La question des effets de l’absorption totale des espaces publics et du politique par la Tech dépend en dernière instance de ce qui est à l’œuvre dans le cours des choses et l’Histoire. Ma conviction est que si en 20 ans seulement la Tech s’est universalisée jusqu’aux espaces publics réticulaires, alors que les précédentes révolutions techniques et industrielles avaient pris entre 100 et 150 ans pour se déployer, ce n’est pas en vertu de ses magies techniques, cybernétiques, intelligence artificielle, algorithmes et data. C’est qu’elle a été précédée par une lente bifurcation de nature politique du libéralisme vers son envers le néolibéralisme. Cette inversion fait que la technique et les marchés ne sont plus des moyens pour les Sociétés mais des processus autoportés dans lesquels les individus se trouvent embarqués de facto, dans des servitudes volontaires par les GAFAM.

La globalisation néolibérale, la déterritorialisation du capitalisme financier, les gouvernances mondiale et européennes en déconnectant les lieux de décision de la souveraineté populaire et nationale au nom de la prévalence de l’efficacité immédiate, et de la nécessité de s’adapter, ont laissé l’individu, privé d’avenir, désemparé et isolé. Dorénavant, il veut être au monde avant même de le comprendre, face à des classes dirigeantes ne voulant non plus le construire mais s’y adapter en profiter ici et maintenant.

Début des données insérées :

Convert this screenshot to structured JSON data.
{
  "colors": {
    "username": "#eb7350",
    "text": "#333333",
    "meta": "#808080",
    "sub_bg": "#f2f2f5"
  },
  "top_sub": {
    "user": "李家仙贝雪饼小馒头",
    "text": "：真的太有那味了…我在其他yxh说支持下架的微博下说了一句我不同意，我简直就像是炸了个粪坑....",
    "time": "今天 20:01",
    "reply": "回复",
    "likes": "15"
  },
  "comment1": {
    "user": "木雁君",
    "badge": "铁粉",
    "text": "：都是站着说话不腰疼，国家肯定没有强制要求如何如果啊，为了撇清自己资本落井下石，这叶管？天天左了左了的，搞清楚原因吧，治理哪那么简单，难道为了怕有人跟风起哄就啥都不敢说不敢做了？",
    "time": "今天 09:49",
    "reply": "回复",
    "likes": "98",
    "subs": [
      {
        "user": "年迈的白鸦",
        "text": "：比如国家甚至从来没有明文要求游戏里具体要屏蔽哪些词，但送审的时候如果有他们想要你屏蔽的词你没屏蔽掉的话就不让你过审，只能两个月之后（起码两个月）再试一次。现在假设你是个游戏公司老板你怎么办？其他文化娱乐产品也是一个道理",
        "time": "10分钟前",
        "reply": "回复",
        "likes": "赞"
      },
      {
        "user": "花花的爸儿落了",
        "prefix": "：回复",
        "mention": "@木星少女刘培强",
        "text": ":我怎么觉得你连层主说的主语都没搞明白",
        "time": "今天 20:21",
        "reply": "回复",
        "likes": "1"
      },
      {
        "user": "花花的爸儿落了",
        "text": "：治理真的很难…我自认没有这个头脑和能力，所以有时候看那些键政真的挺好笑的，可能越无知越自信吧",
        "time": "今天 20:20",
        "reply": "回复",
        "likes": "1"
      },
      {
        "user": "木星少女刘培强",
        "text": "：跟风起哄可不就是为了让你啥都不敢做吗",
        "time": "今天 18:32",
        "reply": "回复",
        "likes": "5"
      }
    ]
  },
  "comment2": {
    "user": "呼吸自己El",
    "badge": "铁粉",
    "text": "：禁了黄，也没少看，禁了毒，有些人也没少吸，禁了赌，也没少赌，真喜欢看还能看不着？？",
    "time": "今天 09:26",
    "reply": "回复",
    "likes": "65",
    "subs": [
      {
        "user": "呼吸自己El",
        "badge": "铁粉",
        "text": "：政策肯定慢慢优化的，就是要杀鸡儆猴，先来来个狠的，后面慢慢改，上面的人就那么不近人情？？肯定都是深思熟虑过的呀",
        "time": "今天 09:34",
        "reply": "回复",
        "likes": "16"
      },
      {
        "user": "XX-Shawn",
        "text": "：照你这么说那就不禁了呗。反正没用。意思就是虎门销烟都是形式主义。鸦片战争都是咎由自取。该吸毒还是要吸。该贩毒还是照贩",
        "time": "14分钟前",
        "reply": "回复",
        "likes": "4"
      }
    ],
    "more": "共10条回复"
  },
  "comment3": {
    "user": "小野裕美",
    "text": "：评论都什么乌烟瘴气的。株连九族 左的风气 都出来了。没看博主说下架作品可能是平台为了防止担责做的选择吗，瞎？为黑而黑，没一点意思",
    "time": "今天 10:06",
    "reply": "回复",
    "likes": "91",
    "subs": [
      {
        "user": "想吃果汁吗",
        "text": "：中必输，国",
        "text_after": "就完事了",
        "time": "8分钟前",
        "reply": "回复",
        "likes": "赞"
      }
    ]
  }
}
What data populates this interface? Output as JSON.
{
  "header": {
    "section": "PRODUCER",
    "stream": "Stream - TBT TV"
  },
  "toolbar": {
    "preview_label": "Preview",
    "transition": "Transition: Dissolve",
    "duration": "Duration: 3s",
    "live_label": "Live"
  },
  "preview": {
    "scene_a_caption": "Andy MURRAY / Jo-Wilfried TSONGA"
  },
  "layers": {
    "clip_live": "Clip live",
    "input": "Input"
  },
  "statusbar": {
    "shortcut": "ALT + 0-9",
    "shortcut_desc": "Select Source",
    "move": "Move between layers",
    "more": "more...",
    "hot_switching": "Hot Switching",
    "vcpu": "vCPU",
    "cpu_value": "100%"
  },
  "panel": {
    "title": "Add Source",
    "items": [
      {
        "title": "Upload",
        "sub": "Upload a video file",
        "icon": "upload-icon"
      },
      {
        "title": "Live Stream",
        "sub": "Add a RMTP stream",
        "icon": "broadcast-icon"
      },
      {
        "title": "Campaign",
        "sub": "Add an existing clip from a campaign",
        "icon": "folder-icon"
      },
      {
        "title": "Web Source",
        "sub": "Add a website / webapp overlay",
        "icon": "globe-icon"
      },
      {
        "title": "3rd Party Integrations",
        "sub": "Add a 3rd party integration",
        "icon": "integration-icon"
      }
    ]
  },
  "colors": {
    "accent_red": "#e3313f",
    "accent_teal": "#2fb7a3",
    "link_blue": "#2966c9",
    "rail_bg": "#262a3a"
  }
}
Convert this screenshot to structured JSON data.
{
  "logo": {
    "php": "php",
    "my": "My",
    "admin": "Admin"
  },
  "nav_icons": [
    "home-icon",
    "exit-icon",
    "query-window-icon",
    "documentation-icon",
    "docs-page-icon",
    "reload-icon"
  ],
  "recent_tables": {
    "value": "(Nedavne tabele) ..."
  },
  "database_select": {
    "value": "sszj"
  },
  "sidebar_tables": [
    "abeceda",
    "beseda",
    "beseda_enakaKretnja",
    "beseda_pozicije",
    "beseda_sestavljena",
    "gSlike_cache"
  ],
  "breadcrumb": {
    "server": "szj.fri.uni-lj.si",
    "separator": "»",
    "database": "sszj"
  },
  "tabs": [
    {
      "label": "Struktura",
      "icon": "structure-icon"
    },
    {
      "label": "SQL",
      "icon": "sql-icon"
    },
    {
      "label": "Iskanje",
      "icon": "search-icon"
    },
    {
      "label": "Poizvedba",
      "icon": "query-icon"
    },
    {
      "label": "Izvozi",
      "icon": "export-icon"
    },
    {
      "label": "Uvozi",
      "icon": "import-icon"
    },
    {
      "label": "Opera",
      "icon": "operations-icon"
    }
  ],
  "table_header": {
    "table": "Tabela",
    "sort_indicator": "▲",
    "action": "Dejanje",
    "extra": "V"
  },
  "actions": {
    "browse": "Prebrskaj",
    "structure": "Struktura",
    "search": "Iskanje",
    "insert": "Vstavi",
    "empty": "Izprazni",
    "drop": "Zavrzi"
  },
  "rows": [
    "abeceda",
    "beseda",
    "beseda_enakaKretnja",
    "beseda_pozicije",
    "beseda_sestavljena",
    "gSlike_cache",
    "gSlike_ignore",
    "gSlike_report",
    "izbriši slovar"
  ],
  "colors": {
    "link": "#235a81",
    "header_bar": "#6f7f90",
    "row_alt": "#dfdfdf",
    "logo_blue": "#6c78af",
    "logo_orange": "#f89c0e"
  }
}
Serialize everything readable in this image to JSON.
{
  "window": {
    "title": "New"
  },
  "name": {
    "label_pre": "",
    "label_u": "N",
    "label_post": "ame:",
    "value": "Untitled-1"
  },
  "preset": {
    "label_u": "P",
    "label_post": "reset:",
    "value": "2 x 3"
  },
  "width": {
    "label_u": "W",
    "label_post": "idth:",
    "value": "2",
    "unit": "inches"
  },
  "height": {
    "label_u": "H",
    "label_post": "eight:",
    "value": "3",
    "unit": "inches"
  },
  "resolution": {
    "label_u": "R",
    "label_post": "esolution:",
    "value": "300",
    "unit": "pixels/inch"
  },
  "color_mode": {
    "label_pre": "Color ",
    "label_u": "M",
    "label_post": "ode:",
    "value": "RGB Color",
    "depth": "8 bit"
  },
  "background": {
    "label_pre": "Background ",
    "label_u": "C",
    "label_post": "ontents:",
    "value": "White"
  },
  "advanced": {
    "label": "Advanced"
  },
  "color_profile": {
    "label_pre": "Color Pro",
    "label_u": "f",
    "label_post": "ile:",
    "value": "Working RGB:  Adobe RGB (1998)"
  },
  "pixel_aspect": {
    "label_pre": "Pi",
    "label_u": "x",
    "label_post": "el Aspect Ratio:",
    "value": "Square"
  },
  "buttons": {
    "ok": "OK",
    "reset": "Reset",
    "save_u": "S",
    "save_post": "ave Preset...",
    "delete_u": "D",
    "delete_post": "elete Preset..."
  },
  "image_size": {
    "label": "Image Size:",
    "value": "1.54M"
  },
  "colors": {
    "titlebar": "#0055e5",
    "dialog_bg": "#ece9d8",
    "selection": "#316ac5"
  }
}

La rapidité de déploiement des espaces publics réticulaires puise dans le besoin de l’individu de se construire ses identités dans un monde devenu contingent dont il veut être et son impossibilité politique concrète immédiate. Comme cette identité ne peut plus se construire à partir de sa contribution positive à un avenir qui lui échappe, à la fois dans sa quête d’individuation, il expose ses expériences et émotions tout en se mettant à l’abri dans de micro-communautés, identitarismes en stipendiant des dommages qu’il aurait subis, ou ses ancêtres, comme autant de créances sur la Société. Les espaces publics réticulaires permettent une plasticité totale aux injonctions individuelles contradictoires de sorte que chacun puisse s’y déployer. Ils deviennent un marché des idées qui se substituent à la fabrication de la pensée, puisqu’il ne s’agit pas tant de comprendre le monde que de juger pour y appartenir contre l’Autre. C’est l’émergence de passions tristes, racialismes, intersectionnalité, critique des « appropriations culturelles, « cancel culture »…

Pourtant, face aux périls collectifs comme une pandémie mondiale, ou lors de la jacquerie des Gilets jaunes à partir de ronds-points face à un souverain esquivant ses responsabilités ou avec les résurgences des nationalismes face à des gouvernants indexés sur la globalisation néolibérale ; les permanences culturelles et Imaginaires politiques qui agissent les individus remontent y compris dans les espaces publics réticulaires.

La Tech en rien n’homogénéise les pratiques et différences culturelles. Au contraire elles reviennent en réaction contre l’hégémonie de la technique et du néolibéralisme sur la maîtrise du destin des peuples.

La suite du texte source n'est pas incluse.